Production Configuration Recipes
vLLM Production Config (INT4 AWQ)
python -m vllm.entrypoints.openai.api_server \
--model TheBloke/Llama-2-70B-AWQ \
--quantization awq \
--tensor-parallel-size 1 \
--max-model-len 4096 \
--gpu-memory-utilization 0.92 \
--max-num-seqs 128 \
--max-num-batched-tokens 8192 \
--enable-chunked-prefill \
--speculative-model TheBloke/Llama-2-7B-AWQ \
--num-speculative-tokens 5 \
--swap-space 16 \
--disable-log-requests \
--uvicorn-log-level warning
TRT-LLM Production Config (FP8)
# Build engine with production settings
trtllm-build \
--checkpoint_dir /checkpoints/llama-70b-fp8 \
--output_dir /engines/llama-70b-fp8 \
--gemm_plugin fp8 \
--max_batch_size 128 \
--max_input_len 4096 \
--max_output_len 4096 \
--use_paged_context_fmha enable \
--use_fp8_context_fmha enable \
--workers 4 \
--multiple_profiles enable \
--reduce_fusion enable
llama.cpp Production Config (Q4_K_M)
./server \
--model llama-70b-q4_k_m.gguf \
--n-gpu-layers 80 \
--ctx-size 8192 \
--batch-size 2048 \
--ubatch-size 512 \
--parallel 8 \
--threads 8 \
--flash-attn \
--mlock \
--cont-batching \
--metrics \
--host 0.0.0.0 --port 8080
Troubleshooting Common Issues
vLLM: “Marlin kernel not supported”
# Marlin requires:
# SM >= 8.0 (A100 or newer)
# group_size in {64, 128}
# desc_act = False (no activation reordering)
# bits = 4
# Check your model's quantize_config.json:
# {"bits": 4, "group_size": 128, "desc_act": false}
# If desc_act=true, vLLM falls back to ExLlama v2 (slower)
# Solution: re-quantize with desc_act=false
TRT-LLM: Build OOM
# TRT-LLM build can require 2-3x the model size in CPU RAM
# For 70B model: need ~400GB CPU RAM during build
# Solution 1: Use --workers to parallelize and reduce per-worker memory
# Solution 2: Build on a high-memory machine, deploy engine elsewhere
# Solution 3: Use --strongly_typed to reduce optimization search space
llama.cpp: GPU Offloading Fails
# If -ngl 80 causes OOM:
# Check actual VRAM with nvidia-smi
# Reduce layers: -ngl 60 (keep some on CPU)

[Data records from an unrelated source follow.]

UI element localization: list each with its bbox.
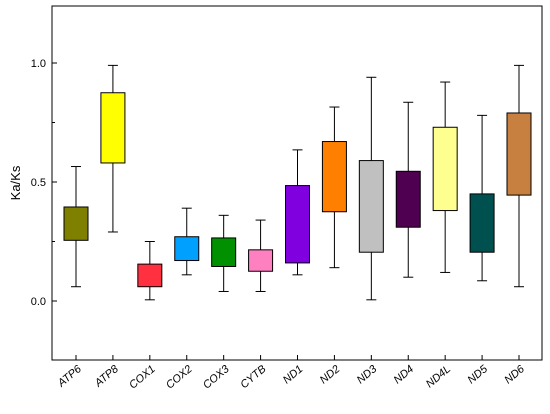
x-tick-label: COX3 — [201, 363, 232, 392]
x-tick-label: ND6 — [502, 363, 527, 387]
x-tick-label: ATP6 — [55, 363, 85, 391]
box-nd1 — [285, 149, 310, 276]
box-nd6 — [506, 64, 532, 288]
box-nd5 — [469, 114, 495, 282]
box-cytb — [248, 219, 274, 292]
iqr-box — [211, 237, 237, 267]
x-tick-label: ND5 — [465, 363, 490, 387]
y-tick-label: 0.5 — [31, 177, 46, 189]
box-cox1 — [137, 241, 163, 301]
iqr-box — [285, 185, 310, 264]
box-nd4 — [395, 101, 421, 278]
x-tick-label: ND3 — [355, 363, 380, 387]
iqr-box — [469, 193, 495, 253]
y-axis-title: Ka/Ks — [8, 165, 23, 200]
box-nd2 — [321, 106, 347, 269]
x-tick-label: COX2 — [164, 363, 195, 391]
iqr-box — [137, 263, 163, 288]
box-nd4l — [432, 81, 458, 273]
iqr-box — [506, 112, 532, 196]
box-atp6 — [63, 166, 89, 288]
y-tick-label: 1.0 — [31, 58, 46, 70]
x-tick-label: ND4 — [392, 363, 417, 386]
x-tick-label: COX1 — [127, 363, 158, 391]
x-tick-label: ND1 — [281, 363, 306, 386]
iqr-box — [358, 160, 384, 253]
box-series — [63, 64, 532, 301]
iqr-box — [248, 249, 274, 272]
iqr-box — [63, 206, 89, 241]
x-tick-label: CYTB — [238, 363, 268, 391]
iqr-box — [174, 236, 200, 262]
iqr-box — [321, 141, 347, 213]
iqr-box — [432, 126, 458, 212]
x-tick-label: ATP8 — [92, 363, 122, 391]
y-axis: 0.0 0.5 1.0 — [31, 58, 57, 308]
x-tick-label: ND4L — [424, 363, 453, 390]
box-atp8 — [100, 64, 126, 233]
box-nd3 — [358, 76, 384, 301]
iqr-box — [395, 170, 421, 228]
y-tick-label: 0.0 — [31, 296, 46, 308]
box-cox2 — [174, 207, 200, 276]
x-tick-label: ND2 — [318, 363, 343, 386]
box-cox3 — [211, 214, 237, 292]
iqr-box — [100, 92, 126, 164]
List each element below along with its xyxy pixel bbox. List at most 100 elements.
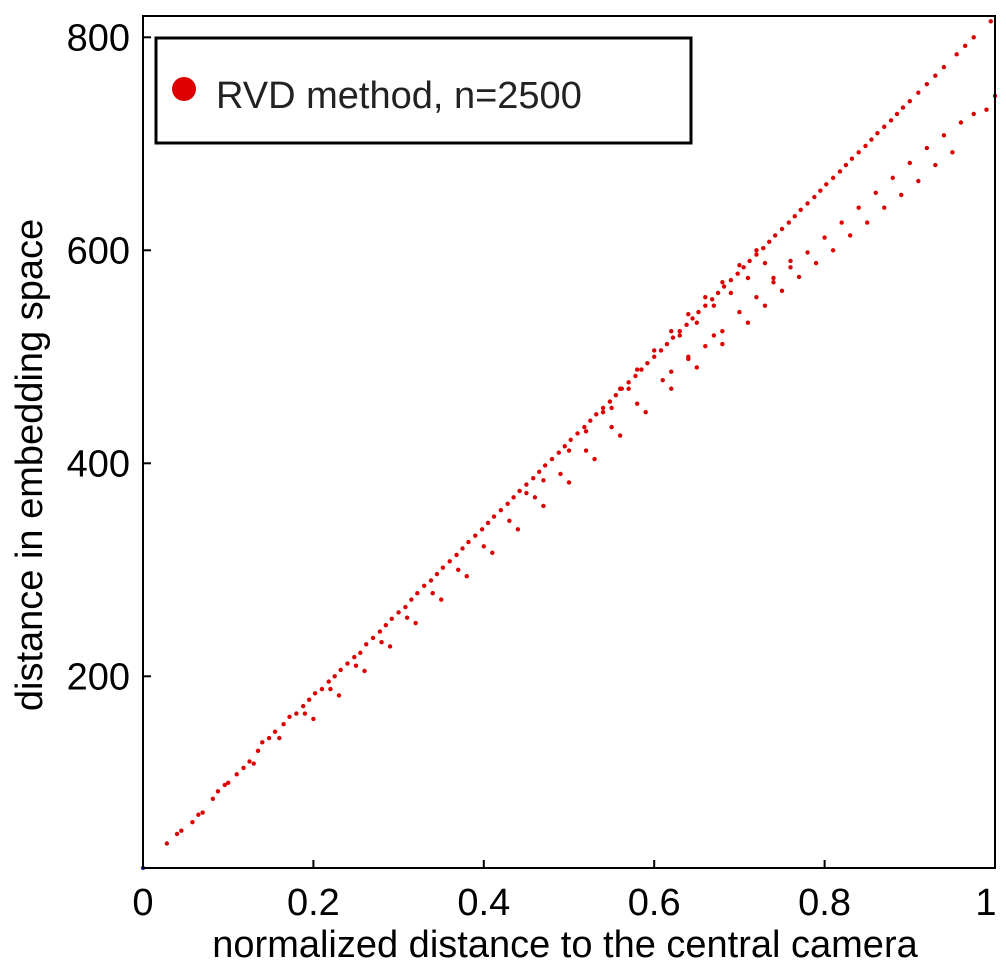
data-point (745, 320, 751, 325)
data-point (711, 303, 717, 308)
data-point (888, 118, 894, 123)
data-point (907, 160, 912, 166)
data-point (389, 616, 394, 621)
data-point (364, 642, 369, 647)
data-point (715, 290, 721, 296)
data-point (328, 686, 333, 692)
data-point (899, 192, 904, 198)
data-point (916, 90, 921, 95)
data-point (226, 780, 231, 785)
data-point (856, 150, 861, 155)
data-point (600, 405, 606, 411)
legend-label: RVD method, n=2500 (216, 75, 582, 117)
data-point (694, 320, 699, 325)
data-point (592, 456, 597, 462)
data-point (843, 162, 849, 168)
data-point (916, 178, 921, 184)
data-point (805, 250, 810, 255)
data-point (971, 111, 976, 117)
legend-box (154, 36, 693, 145)
data-point (456, 567, 461, 572)
data-point (747, 258, 752, 264)
data-point (600, 409, 606, 415)
y-axis-ticks: 200 400 600 800 (67, 17, 151, 698)
data-point (941, 133, 947, 138)
data-point (652, 354, 657, 359)
data-point (771, 275, 776, 281)
data-point (798, 207, 803, 213)
data-point (626, 386, 631, 391)
data-point (266, 735, 272, 741)
data-points (140, 19, 998, 871)
y-tick-label: 600 (67, 230, 130, 272)
data-point (771, 280, 776, 285)
data-point (645, 360, 650, 366)
data-point (377, 629, 383, 634)
data-point (300, 703, 306, 709)
data-point (485, 520, 491, 526)
data-point (737, 309, 742, 315)
data-point (439, 597, 444, 602)
data-point (856, 205, 861, 210)
data-point (430, 591, 435, 596)
data-point (609, 405, 614, 411)
data-point (234, 772, 239, 777)
data-point (241, 765, 246, 771)
data-point (694, 365, 699, 370)
data-point (669, 329, 674, 334)
data-point (873, 190, 878, 195)
data-point (658, 348, 664, 353)
data-point (761, 245, 766, 251)
data-point (541, 503, 546, 509)
data-point (634, 367, 640, 372)
data-point (754, 294, 759, 300)
data-point (890, 175, 895, 181)
x-tick-label: 0.8 (798, 882, 851, 924)
data-point (690, 316, 695, 321)
legend: RVD method, n=2500 (154, 36, 693, 145)
data-point (345, 661, 350, 666)
data-point (312, 691, 318, 696)
data-point (594, 412, 599, 417)
data-point (532, 495, 538, 500)
x-tick-label: 0.2 (287, 882, 340, 924)
legend-marker (172, 77, 196, 101)
data-point (179, 828, 184, 833)
data-point (634, 401, 640, 406)
data-point (971, 35, 976, 40)
data-point (954, 52, 959, 57)
data-point (415, 591, 420, 596)
data-point (720, 280, 725, 285)
data-point (387, 644, 393, 649)
data-point (933, 73, 938, 78)
data-point (613, 392, 619, 398)
data-point (721, 284, 727, 289)
y-tick-label: 400 (67, 443, 130, 485)
data-point (617, 433, 623, 438)
data-point (524, 482, 529, 487)
data-point (447, 559, 452, 564)
data-point (837, 169, 843, 174)
data-point (247, 759, 252, 764)
data-point (498, 507, 504, 513)
y-axis-title: distance in embedding space (9, 219, 51, 711)
data-point (962, 43, 968, 49)
y-tick-label: 800 (67, 17, 130, 59)
data-point (737, 263, 742, 268)
x-axis-title: normalized distance to the central camer… (212, 924, 918, 966)
data-point (670, 335, 676, 340)
data-point (686, 354, 691, 359)
data-point (568, 437, 573, 443)
data-point (306, 697, 312, 702)
data-point (466, 539, 471, 545)
data-point (660, 378, 665, 383)
data-point (720, 329, 725, 334)
data-point (403, 604, 408, 610)
data-point (882, 124, 887, 129)
data-point (174, 831, 180, 837)
data-point (481, 544, 486, 549)
data-point (413, 620, 418, 626)
data-point (558, 471, 563, 477)
data-point (556, 450, 561, 455)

# Reduce context: --ctx-size 2048
# Use smaller quantization: Q3_K_M instead of Q4_K_M
# Memory estimation:
# Q4_K_M model size + KV cache + compute buffers
# Llama 70B Q4_K_M: ~38 GB model + ~4 GB KV (ctx=4096) = ~42 GB
# Fits on 1x 48GB GPU (A6000, L40S) or 1x 80GB (A100, H100)
Time to Deploy (From FP16 Checkpoint to Serving First Request)
(minutes)When to Use Which Engine
Engine Selection Guide
| Scenario | Recommended Engine | Quantization | Why |
|---|---|---|---|
| Multi-user API serving, datacenter GPU | vLLM | AWQ INT4 or FP8 | Best batching, PagedAttention, easy setup |
| Maximum single-stream throughput | TRT-LLM | FP8 | Most aggressive kernel fusion |
| Consumer GPU (RTX 4090) | llama.cpp | Q4_K_M | Best memory efficiency, no CUDA toolkit needed |
| CPU-only server | llama.cpp | Q4_K_M | Only engine with competitive CPU perf |
| Edge deployment (Jetson) | TRT-LLM | INT8 | TensorRT optimized for NVIDIA edge |
| Rapid prototyping | vLLM | FP8 online | No pre-quantization step needed |
| Apple Silicon Mac | llama.cpp | Q4_K_M | Metal GPU support built-in |
Summary
Serving quantized models requires matching the quantization format to the serving engine’s supported kernels. vLLM provides the easiest path with direct HuggingFace model loading, automatic Marlin kernel selection, and PagedAttention for efficient memory management. TRT-LLM delivers the highest raw throughput but requires an explicit engine build step and GPU-specific compilation. llama.cpp offers the broadest hardware support (NVIDIA, AMD, Apple, CPU) with its GGUF format and K-quant mixed-precision types. For datacenter deployments on NVIDIA hardware, start with vLLM + AWQ/FP8. Upgrade to TRT-LLM when you need every last percent of throughput and can invest in the build pipeline.